For intra-chip communications, AMD’s Infinity Fabric (IF) is tied to the chip’s PCIe links, and uses the Global Memory Interconnect. This allows the CPU cores to make use of the added power when workloads are not utilizing the entire fiber’s bandwidth. There is a bi-directional bandwidth of about 40GB/s (~39.74 GB/s). This is the bandwidth of dual channel DDR4 memory at 2666 MT/s. The underlying techniques (Single-ended signalling/differential SerDes) processes are highly advanced sophisticated connection techniques and are beyond the scope of this discussion.
Apart from all the technological advancements, AMD’s new Ryzen processors also use a new 14nm finfet node from Globalfoundries. It is the same 14nm LPP that Globalfoundries licensed from Samsung. This has enabled high die sizes of nearly 200mm^2 with very low power consumption. Also, AMD chose to not include any graphics engine in their initial Summit Ridge dies. This has resulted in a 8 core die with a 20mb total cache and a very high clock speed of 4 Ghz, all within a 95 watt TDP. Actual power consumption figures may vary on the setup and the overclock used. AMD has declared that the same Zen core will scale TDP ranges all the way from 4W to 95W.
Unboxing the Ryzen 1700X
Before we jump into performance numbers. Heres a look at the test system we used:
- Ryzen R7 1700X
- MSI B350 Gaming Pro Carbon
- 16GB DDR4 @2666 MHz
- Kingston SSDNow V300 240GB
- AMD RX570 4GB DDR5 GPU
- CoolerMaster V1000 PSU
We ran the CPU through the short version of our benchmark gauntlets for now. We will be adding more tests into it so don’t forget to check back in a while.
Aida 64 CPU
Here we are seeing the R7 1700X going toe to toe with the much expensive Core i7 6950X in most cases, even edging it out on some. Which shows the improvements in the IPC department as well as multicore efficiency.
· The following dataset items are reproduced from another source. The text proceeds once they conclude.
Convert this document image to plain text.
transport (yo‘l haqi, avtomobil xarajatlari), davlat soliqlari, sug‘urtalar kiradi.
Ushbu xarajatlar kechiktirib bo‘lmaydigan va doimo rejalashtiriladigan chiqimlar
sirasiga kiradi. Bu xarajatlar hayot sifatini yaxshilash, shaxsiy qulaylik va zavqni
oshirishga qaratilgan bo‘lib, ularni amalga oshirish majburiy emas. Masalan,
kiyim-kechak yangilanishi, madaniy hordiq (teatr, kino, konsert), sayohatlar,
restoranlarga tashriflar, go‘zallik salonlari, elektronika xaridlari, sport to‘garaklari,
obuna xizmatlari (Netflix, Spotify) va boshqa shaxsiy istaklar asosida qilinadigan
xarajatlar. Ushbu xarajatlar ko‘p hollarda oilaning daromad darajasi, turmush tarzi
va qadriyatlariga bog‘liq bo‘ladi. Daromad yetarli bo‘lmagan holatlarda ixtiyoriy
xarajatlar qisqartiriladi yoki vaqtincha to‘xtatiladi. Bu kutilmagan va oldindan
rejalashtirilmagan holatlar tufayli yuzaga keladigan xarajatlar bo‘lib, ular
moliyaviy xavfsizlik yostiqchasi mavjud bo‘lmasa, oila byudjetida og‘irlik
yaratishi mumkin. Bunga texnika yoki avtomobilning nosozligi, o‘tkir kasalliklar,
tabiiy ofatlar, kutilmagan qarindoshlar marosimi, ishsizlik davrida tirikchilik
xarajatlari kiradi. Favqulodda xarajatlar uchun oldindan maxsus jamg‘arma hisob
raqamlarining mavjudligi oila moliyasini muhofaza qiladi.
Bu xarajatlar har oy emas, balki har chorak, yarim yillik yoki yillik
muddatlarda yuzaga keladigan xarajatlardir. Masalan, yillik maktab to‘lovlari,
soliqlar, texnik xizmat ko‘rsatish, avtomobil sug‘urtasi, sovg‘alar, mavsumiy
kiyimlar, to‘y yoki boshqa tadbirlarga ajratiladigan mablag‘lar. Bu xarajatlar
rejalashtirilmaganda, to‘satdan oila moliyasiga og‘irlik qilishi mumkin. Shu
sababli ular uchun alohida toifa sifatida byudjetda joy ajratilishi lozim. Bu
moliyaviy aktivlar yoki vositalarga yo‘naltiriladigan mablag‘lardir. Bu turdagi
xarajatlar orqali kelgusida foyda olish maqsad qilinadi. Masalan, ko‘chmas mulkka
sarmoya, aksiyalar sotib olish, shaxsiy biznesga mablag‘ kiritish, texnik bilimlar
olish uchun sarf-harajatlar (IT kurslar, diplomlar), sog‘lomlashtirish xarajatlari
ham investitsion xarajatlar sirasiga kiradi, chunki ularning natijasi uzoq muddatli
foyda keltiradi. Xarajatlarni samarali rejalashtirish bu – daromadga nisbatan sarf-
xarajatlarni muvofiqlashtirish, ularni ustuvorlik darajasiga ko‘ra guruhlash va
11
Here also we see similar performance. The Ryzen keeping up with its competitor and edging past it by a healthy margin.
Overall we are seeing healthy competition across the boards and with its price advantage we have no qualms declaring AMD as the winner here.
Editors Note : We will be adding a few more real word tests into the mix, so check back in a while.
It is clearly indicative that after a long wait of a decade, we can finally stand on this soil, and conclude that AMD IS BACK! Yes guys, you heard us right. AMD is back, and it is back with a bang! Completely disrupting the performance segments on anything remotely productive, providing strong, competitive performance to other CPUs that are far above its price class. With a very competitive architecture, AMD has finally delivered on its promise of providing a 40% uplift to its IPC, and then some more. But what is the road ahead? AMD promises us further IPC improvements in their next iteration of Zen, to be named as Zen 2. How they deliver on that performance is yet to be seen, but for now, they sure deserve a huge round of applause from everyone in the pc landscape. Gone are the days when people only used to look at the blue camp while building a multi purpose workstation PC, now we have a new contender in town!
Thank you, people, for being with us through this ride. For their disruptive and market defining performance in a genre changing price segment, we award AMD our prestigious Gold award.